To accomplish the above objects, there is provided an apparatus for measuring a polarization-dependent loss. The apparatus comprises:
(a) a light source;
(b) a polarizer for converting a light irradiated from the light source into a polarized light;
(c) a polarization scrambler for modulating polarization state of the polarized light with a frequency F, the polarization scrambler including:
(c-1) optical fiber birefringence modulators including at least three cylindrical piezoelectric elements and optical fibers respectively wound around the outer walls of the piezoelectric elements without intermission, and
(c-2) AC voltage sources synchronized to a common clock with respect to each of the optical fiber birefringence modulators for applying an AC voltage having a frequency corresponding to the multiple of an integer relatively prime with respect to a predetermined frequency F to the each optical fiber birefringence modulator;
(d) a photodetector for, when the output light of the polarization scrambler passes through an object under test, detecting the optical power of the output light undergoes the object;
(f) an ADC synchronized to the common clock, for providing an intensity profile of the output light with the period of 1/F; and
(g) a digital signal processing unit for averaging the periodic intensity profile of the output light from the ADC to restrain a noise accompanying to each measurement.

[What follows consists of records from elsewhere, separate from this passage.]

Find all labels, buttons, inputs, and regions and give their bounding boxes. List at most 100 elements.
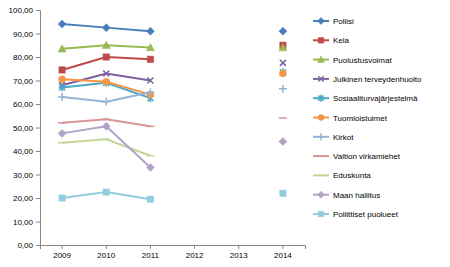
chart: 0,00 10,00 20,00 30,00 40,00 50,00 60,00 70,00 8…	[0, 0, 450, 267]
legend-entry: Kirkot	[313, 133, 354, 142]
point	[102, 139, 110, 141]
point	[146, 27, 154, 35]
legend-marker	[318, 76, 323, 81]
marks	[58, 20, 287, 202]
x-tick: 2011	[142, 245, 160, 260]
x-tick-mark	[282, 245, 283, 249]
legend-entry: Poliisi	[313, 17, 354, 26]
legend-label: Maan hallitus	[333, 191, 380, 200]
legend-label: Poliittiset puolueet	[333, 210, 399, 219]
x-tick-label: 2010	[97, 251, 115, 260]
legend-marker	[318, 18, 325, 25]
series-line	[62, 24, 283, 31]
x-tick: 2014	[274, 245, 292, 260]
x-tick-mark	[62, 245, 63, 249]
x-tick-label: 2014	[274, 251, 292, 260]
legend-line	[313, 155, 329, 157]
series	[59, 70, 287, 98]
y-tick-label: 60,00	[13, 100, 34, 109]
legend-label: Tuomioistuimet	[333, 114, 388, 123]
y-tick: 0,00	[17, 241, 40, 250]
y-tick: 10,00	[13, 218, 40, 227]
point	[58, 93, 66, 101]
series	[58, 139, 287, 155]
y-tick: 40,00	[13, 147, 40, 156]
y-tick: 80,00	[13, 53, 40, 62]
y-axis: 0,00 10,00 20,00 30,00 40,00 50,00 60,00 70,00 8…	[9, 6, 41, 250]
legend-marker	[318, 114, 324, 120]
series-line	[62, 126, 283, 167]
point	[147, 56, 153, 62]
point	[102, 24, 110, 32]
series-line	[62, 72, 283, 98]
y-tick: 100,00	[9, 6, 40, 15]
plot: 0,00 10,00 20,00 30,00 40,00 50,00 60,00 70,00 8…	[9, 6, 306, 260]
legend-marker	[318, 95, 323, 102]
legend-entry: Valtion virkamiehet	[313, 152, 401, 161]
point	[59, 76, 66, 83]
y-tick-mark	[36, 175, 40, 176]
point	[58, 122, 66, 124]
y-tick-label: 30,00	[13, 171, 34, 180]
legend-label: Kirkot	[333, 133, 354, 142]
point	[279, 85, 287, 93]
point	[146, 126, 154, 128]
y-tick-label: 100,00	[9, 6, 34, 15]
point	[280, 68, 286, 76]
y-tick-mark	[36, 81, 40, 82]
legend-entry: Tuomioistuimet	[313, 114, 388, 123]
series	[58, 122, 287, 171]
point	[146, 155, 154, 157]
y-tick-mark	[36, 34, 40, 35]
series	[59, 42, 286, 73]
point	[59, 67, 65, 73]
x-tick-mark	[150, 245, 151, 249]
legend-marker	[318, 155, 325, 157]
y-tick-label: 80,00	[13, 53, 34, 62]
series	[58, 20, 287, 35]
y-tick: 50,00	[13, 124, 40, 133]
point	[280, 190, 286, 196]
legend-entry: Sosiaaliturvajärjestelmä	[313, 94, 418, 103]
legend-label: Eduskunta	[333, 171, 371, 180]
y-tick: 90,00	[13, 30, 40, 39]
point	[103, 79, 109, 87]
y-tick: 70,00	[13, 77, 40, 86]
point	[102, 122, 110, 130]
point	[146, 44, 154, 51]
series-line	[62, 73, 283, 94]
legend-line	[313, 174, 329, 176]
legend: Poliisi Kela Puolustusvoimat Julkinen terve…	[313, 17, 422, 219]
series	[59, 68, 286, 102]
legend-marker	[318, 56, 325, 62]
point	[279, 44, 287, 51]
series	[58, 41, 287, 52]
point	[147, 196, 153, 202]
point	[103, 78, 110, 85]
x-tick-label: 2012	[186, 251, 204, 260]
legend-marker	[318, 38, 324, 44]
legend-marker	[318, 191, 325, 198]
legend-label: Julkinen terveydenhuolto	[333, 75, 422, 84]
point	[279, 70, 286, 77]
y-tick-label: 20,00	[13, 194, 34, 203]
legend-label: Sosiaaliturvajärjestelmä	[333, 94, 418, 103]
series	[58, 85, 287, 106]
series	[58, 118, 287, 126]
legend-marker	[318, 133, 325, 140]
y-tick-mark	[36, 128, 40, 129]
point	[58, 20, 66, 28]
y-tick-label: 10,00	[13, 218, 34, 227]
legend-entry: Kela	[313, 36, 350, 45]
point	[58, 142, 66, 144]
x-axis-line	[41, 246, 306, 250]
x-axis: 200920102011201220132014	[41, 245, 306, 260]
legend-entry: Puolustusvoimat	[313, 56, 392, 65]
x-tick-mark	[238, 245, 239, 249]
x-tick: 2010	[97, 245, 115, 260]
y-tick-label: 50,00	[13, 124, 34, 133]
point	[102, 119, 110, 121]
point	[280, 60, 286, 66]
x-tick-label: 2009	[53, 251, 71, 260]
y-tick-mark	[36, 245, 40, 246]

According to another aspect of the invention, there is provided a method for measuring a polarization-dependent loss. The method comprises the steps of:
preparing a polarized incident light;
inputting the incident light into a polarization scrambler and outputting a polarization-scrambled output light with a predetermined frequency F, wherein the polarization scrambler comprises: optical fiber birefringence modulators including at least three cylindrical piezoelectric elements and optical fibers respectively wound around the outer walls of the piezoelectric elements without intermission, and AC voltage sources synchronized to a common clock with respect to each of the optical fiber birefringence modulators for applying an AC voltage having a frequency corresponding to the multiple of an integer relatively prime with respect to the predetermined frequency F to the each optical fiber birefringence modulator;
passing the light outputted from the polarization scrambler through an optical device under test;
detecting an output of the light that has passed through the optical device using a photodetector; and
averaging detected values of the photodetector with respect to birefringence modulation having a constant period to calculate the polarization-dependent loss from a ratio of the maximum output and the minimum output with respect to the period.